Kanter, a longtime federal prosecutor in the Southern District of California who was elected to the state court in November 2022, was nominated by President Joe Biden to fill the vacancy left by Senior U.S. District Judge William Q. Hayes of San Diego when he took senior status in August 2021.
But Kanter never got a nomination hearing before the Senate Judiciary Committee, much less a vote. And Senate Democrats, out of time at this point even though they have a narrow majority until Jan. 5, have given up trying.
Oswald's statement suggests that Kanter could not have been confirmed by Senate Democrats and independents who, when voting together, can overcome Republican opposition.
She emphasized that Senate Democrats are pushing for other California district court nominations, including U.S. Magistrate Judge Benjamin J. Cheeks of San Diego - a former prosecutor and criminal defense attorney whom Biden nominated in October for another Southern District vacancy.
The Senate Judiciary Committee is scheduled to vote Thursday on the nominations of Cheeks and Los Angeles County Superior Court Judge Serena R. Murillo, a longtime prosecutor before she was appointed to the bench.
Democrats are in their final weeks of control of the presidency and the Senate. Republicans and President-elect Donald Trump will take over next month, and Hayes' vacancy will be filled by him.
Joseph W. Cotchett, a founding partner of Cotchett, Pitre & McCarthy LLP and a member of an ad hoc committee that advised the Biden administration on judicial nominees, said Monday that the group had a conference call with White House officials last week about Kanter and other pending nominees and was told they would be dropped.
"They are hesitant to put them up and lose," he said in a phone interview. "It's a very bad decision. ... It's ridiculous they don't want to put up the people they nominated."
Carl W. Tobias, a professor at University of Richmond School of Law, noted that Biden nominated district judges in California as late as October and said he did not understand the Democrats' decision to neither push Kanter's nomination nor force her to withdraw in the 11 months since the president announced his selection.
"They should have either gone forward with her or found a new nominee," he said in a phone interview.
Kanter referred a reporter's phone call to Padilla's office, which confirmed that her nomination would not go forward during the final weeks of this congressional session.
Biden's attempts to fill Hayes' seat have gone nowhere. In December 2022, he nominated San Diego County Superior Court Judge Marian F. Gaston, a former public defender who was sharply criticized by Senate Republicans over a 2008 article she cowrote criticizing residency restrictions for those convicted of sex crimes.

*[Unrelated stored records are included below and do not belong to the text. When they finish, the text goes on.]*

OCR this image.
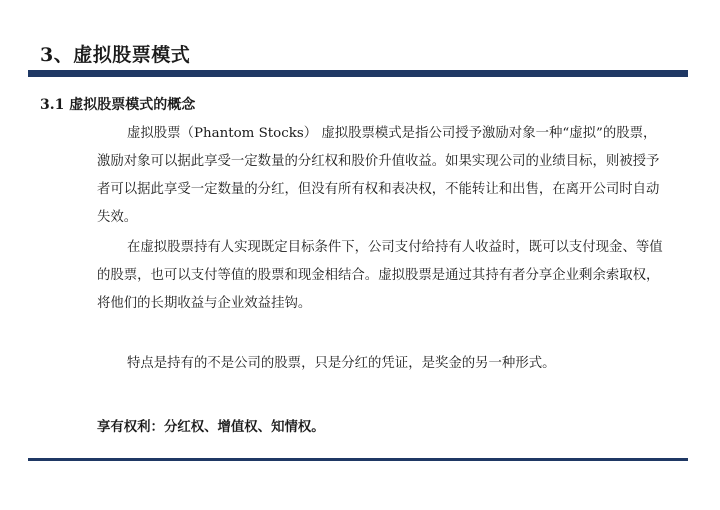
3、虚拟股票模式
3.1 虚拟股票模式的概念

虚拟股票（Phantom Stocks） 虚拟股票模式是指公司授予激励对象一种“虚拟”的股票，激励对象可以据此享受一定数量的分红权和股价升值收益。如果实现公司的业绩目标，则被授予者可以据此享受一定数量的分红，但没有所有权和表决权，不能转让和出售，在离开公司时自动失效。

在虚拟股票持有人实现既定目标条件下，公司支付给持有人收益时，既可以支付现金、等值的股票，也可以支付等值的股票和现金相结合。虚拟股票是通过其持有者分享企业剩余索取权，将他们的长期收益与企业效益挂钩。

特点是持有的不是公司的股票，只是分红的凭证，是奖金的另一种形式。

享有权利：分红权、增值权、知情权。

Biden did not renominate her in January, opting instead for Kanter.
But Kanter's nomination didn't get as far as Gaston's. While liberal groups have pressed Biden and Senate Democrats to confirm as many judges as possible before Republicans take over the Senate and the White House in January, Biden administration officials appear not to have made it as much of a priority.

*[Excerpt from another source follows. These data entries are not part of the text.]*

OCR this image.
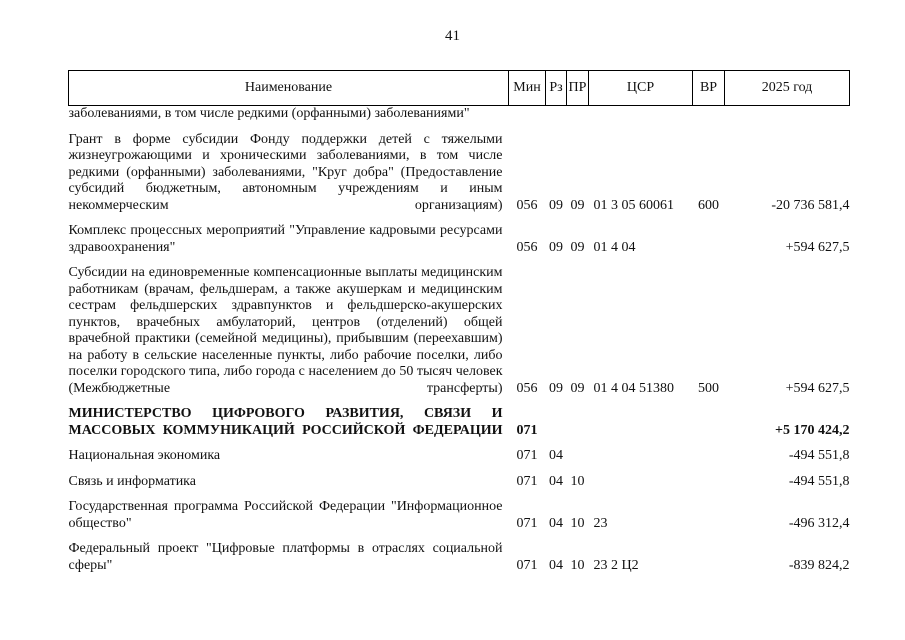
41
Наименование	Мин	Рз	ПР	ЦСР	ВР	2025 год
заболеваниями, в том числе редкими (орфанными) заболеваниями"						

Грант в форме субсидии Фонду поддержки детей с тяжелыми жизнеугрожающими и хроническими заболеваниями, в том числе редкими (орфанными) заболеваниями, "Круг добра" (Предоставление субсидий бюджетным, автономным учреждениям и иным некоммерческим организациям)	056	09	09	01 3 05 60061	600	-20 736 581,4

Комплекс процессных мероприятий "Управление кадровыми ресурсами здравоохранения"	056	09	09	01 4 04		+594 627,5

Субсидии на единовременные компенсационные выплаты медицинским работникам (врачам, фельдшерам, а также акушеркам и медицинским сестрам фельдшерских здравпунктов и фельдшерско-акушерских пунктов, врачебных амбулаторий, центров (отделений) общей врачебной практики (семейной медицины), прибывшим (переехавшим) на работу в сельские населенные пункты, либо рабочие поселки, либо поселки городского типа, либо города с населением до 50 тысяч человек (Межбюджетные трансферты)	056	09	09	01 4 04 51380	500	+594 627,5

МИНИСТЕРСТВО ЦИФРОВОГО РАЗВИТИЯ, СВЯЗИ И МАССОВЫХ КОММУНИКАЦИЙ РОССИЙСКОЙ ФЕДЕРАЦИИ	071					+5 170 424,2

Национальная экономика	071	04				-494 551,8

Связь и информатика	071	04	10			-494 551,8

Государственная программа Российской Федерации "Информационное общество"	071	04	10	23		-496 312,4

Федеральный проект "Цифровые платформы в отраслях социальной сферы"	071	04	10	23 2 Ц2		-839 824,2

While some of Biden's nominees, like Gaston, have been caught up in controversy over their advocacy of hot-button liberal views or their backgrounds in advocacy groups, Kanter appeared to have been picked to avoid such Republican critiques.
A 2003 graduate of UCLA School of Law, Kanter was an associate in the Washington, D.C. and Los Angeles offices of O'Melveny & Myers LLP before joining the U.S. attorney's office in San Diego, where she served as deputy chief of the office's major crimes section from 2018 to 2019.
Two other Biden nominees for California district court vacancies - State Bar Court Judge Cynthia Valenzuela Dixon for a Central District position, and Alameda County Superior Court Judge Noel Wise for a Northern District position - are awaiting Senate floor votes.
Senate Democrats struck a deal last month allowing the nominations of several district court nominees, including Valenzuela Dixon and Wise, to move forward without as many procedural roadblocks from Republicans in exchange for Democrats dropping four circuit court nominees that they said they did not have the votes to confirm.